Não existe preocupação
deles com a política brasileira. O interesse é prejudicar o governo democrata
de Joe Biden e enfraquecer o presidente na disputa de poder contra o
republicano Donald Trump, nas eleições de outubro deste ano.
O fato concreto é que
o Comitê Jurídico é dominado por deputados do Partido Republicano, que são
ligados ao empresário Elon Musk.
Ao aceitarem fazer uma
parceria com o bilionário, eles não tinham qualquer interesse no Brasil. Apenas
aproveitaram a oportunidade para enfraquecer Joe Biden, por apoiar o atual
governo brasileiro, inclusive se manifestou contra o golpe tramado para melar
as eleições de 2022.
Elon Musk também é
republicano e está nessa jogada para derrubar o presidente democrata. Por isso,
denuncia com tanta insistência uma suposta censura que estaria sendo implantada
no Brasil, para deixar mal o presidente Biden, pelas boas relações que mantém
com o governo Lula.
SEMPRE O
LUCRO
Há também as razões
empresariais. As empresas de Elon Musk mamam nas tetas do governo
norte-americano, sim, têm contratos bilionários com estatais, como a NASA
(Administração Nacional da Aeronáutica e Espaço), para as viagens espaciais.

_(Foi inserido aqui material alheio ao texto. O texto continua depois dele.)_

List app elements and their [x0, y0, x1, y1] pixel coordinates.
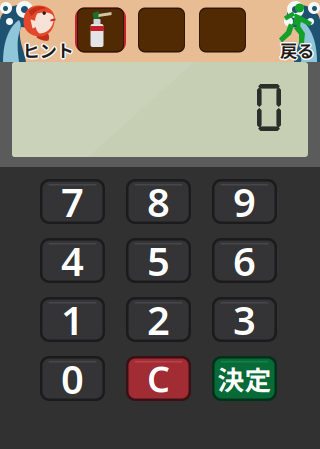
button[interactable]: 2 [126, 297, 191, 342]
staticText: 3 [233, 293, 256, 346]
button[interactable]: ヒント [0, 0, 74, 62]
staticText: ヒント [24, 38, 74, 64]
button[interactable]: Item slot [136, 7, 187, 53]
staticText: 0 [61, 352, 84, 405]
button[interactable]: 3 [212, 297, 277, 342]
staticText: 戻る [281, 38, 315, 63]
button[interactable]: 0 [40, 356, 105, 401]
staticText: 戻る [280, 36, 314, 61]
button[interactable]: 5 [126, 238, 191, 283]
button[interactable]: 決定 [212, 356, 277, 401]
button[interactable]: Item slot [75, 7, 126, 53]
staticText: 戻る [281, 36, 315, 62]
staticText: 戻る [279, 38, 313, 64]
staticText: ヒント [22, 38, 74, 63]
staticText: 決定 [218, 359, 272, 398]
staticText: ヒント [22, 36, 72, 62]
button[interactable]: 戻る [262, 0, 320, 62]
staticText: 8 [147, 175, 170, 228]
staticText: 6 [233, 234, 256, 287]
staticText: 2 [147, 293, 170, 346]
button[interactable]: 6 [212, 238, 277, 283]
staticText: ヒント [24, 38, 75, 63]
staticText: 戻る [279, 36, 313, 62]
staticText: 9 [233, 175, 256, 228]
button[interactable]: Item slot [197, 7, 248, 53]
staticText: 7 [61, 175, 84, 228]
staticText: C [147, 355, 170, 402]
staticText: 戻る [281, 38, 315, 64]
staticText: 1 [61, 293, 84, 346]
staticText: ヒント [22, 38, 72, 64]
staticText: ヒント [24, 36, 74, 62]
staticText: 5 [147, 234, 170, 287]
staticText: 戻る [280, 38, 314, 63]
button[interactable]: 4 [40, 238, 105, 283]
staticText: 戻る [280, 39, 314, 64]
button[interactable]: 7 [40, 179, 105, 224]
staticText: ヒント [21, 38, 72, 63]
staticText: ヒント [22, 36, 74, 61]
button[interactable]: 1 [40, 297, 105, 342]
staticText: 4 [61, 234, 84, 287]
staticText: 戻る [279, 38, 313, 63]
button[interactable]: C [126, 356, 191, 401]
staticText: ヒント [22, 39, 74, 64]
button[interactable]: 8 [126, 179, 191, 224]
button[interactable]: 9 [212, 179, 277, 224]
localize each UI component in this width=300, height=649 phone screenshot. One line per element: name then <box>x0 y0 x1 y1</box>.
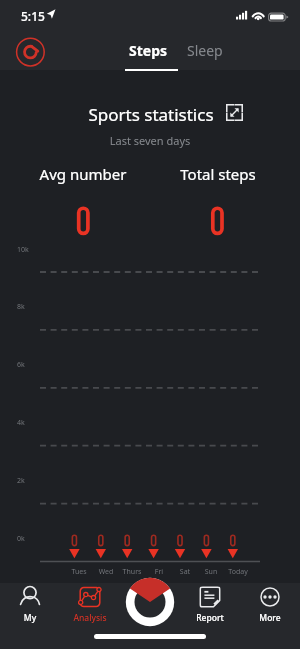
staticText: Wed <box>91 567 121 577</box>
staticText: 8k <box>17 302 25 312</box>
staticText: 5:15 <box>21 8 45 24</box>
staticText: Today <box>223 567 253 577</box>
staticText: 2k <box>17 476 25 486</box>
staticText: Sat <box>170 567 200 577</box>
staticText: My <box>0 612 60 624</box>
button[interactable]: Report <box>180 583 240 625</box>
staticText: 6k <box>17 360 25 370</box>
staticText: Last seven days <box>0 133 300 148</box>
staticText: Tues <box>64 567 94 577</box>
button[interactable]: More <box>240 583 300 625</box>
staticText: Steps <box>129 41 168 60</box>
staticText: Thurs <box>117 567 147 577</box>
button[interactable]: Steps <box>128 38 169 62</box>
button[interactable]: Avg number <box>16 162 150 242</box>
button[interactable]: Total steps <box>151 162 285 242</box>
staticText: 4k <box>17 418 25 428</box>
staticText: 10k <box>17 245 29 255</box>
button[interactable]: Analysis <box>60 583 120 625</box>
staticText: Total steps <box>151 164 285 184</box>
staticText: More <box>240 612 300 624</box>
staticText: Avg number <box>16 164 150 184</box>
staticText: Sun <box>196 567 226 577</box>
staticText: Report <box>180 612 240 624</box>
staticText: Analysis <box>60 612 120 624</box>
button[interactable]: Record <box>126 578 174 626</box>
button[interactable]: Sleep <box>186 38 224 62</box>
button[interactable]: Fullscreen <box>226 104 243 121</box>
staticText: 0k <box>17 534 25 544</box>
staticText: Fri <box>144 567 174 577</box>
button[interactable]: Profile <box>14 36 47 69</box>
staticText: Sleep <box>187 41 223 60</box>
button[interactable]: My <box>0 583 60 625</box>
staticText: Sports statistics <box>1 103 300 126</box>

Segundo um dos acordos, a NASA terá cinco missões espaciais com a SpaceX,
empresa de Elon Musk. Desde o final de 2020 a SpaceX já recebeu cerca de US$ 5
bilhões por prestar os serviços.
Há outros contratos
com empresas de Musk, numa vergonhosa teia de interesses políticos e
comerciais, que explicam melhor esse súbito interesse de Musk pelo Brasil.
Não queremos nem
aceitamos a censura que ele denuncia, assim como não aceitamos que o país seja
usado no jogo sujo da política norte-americana.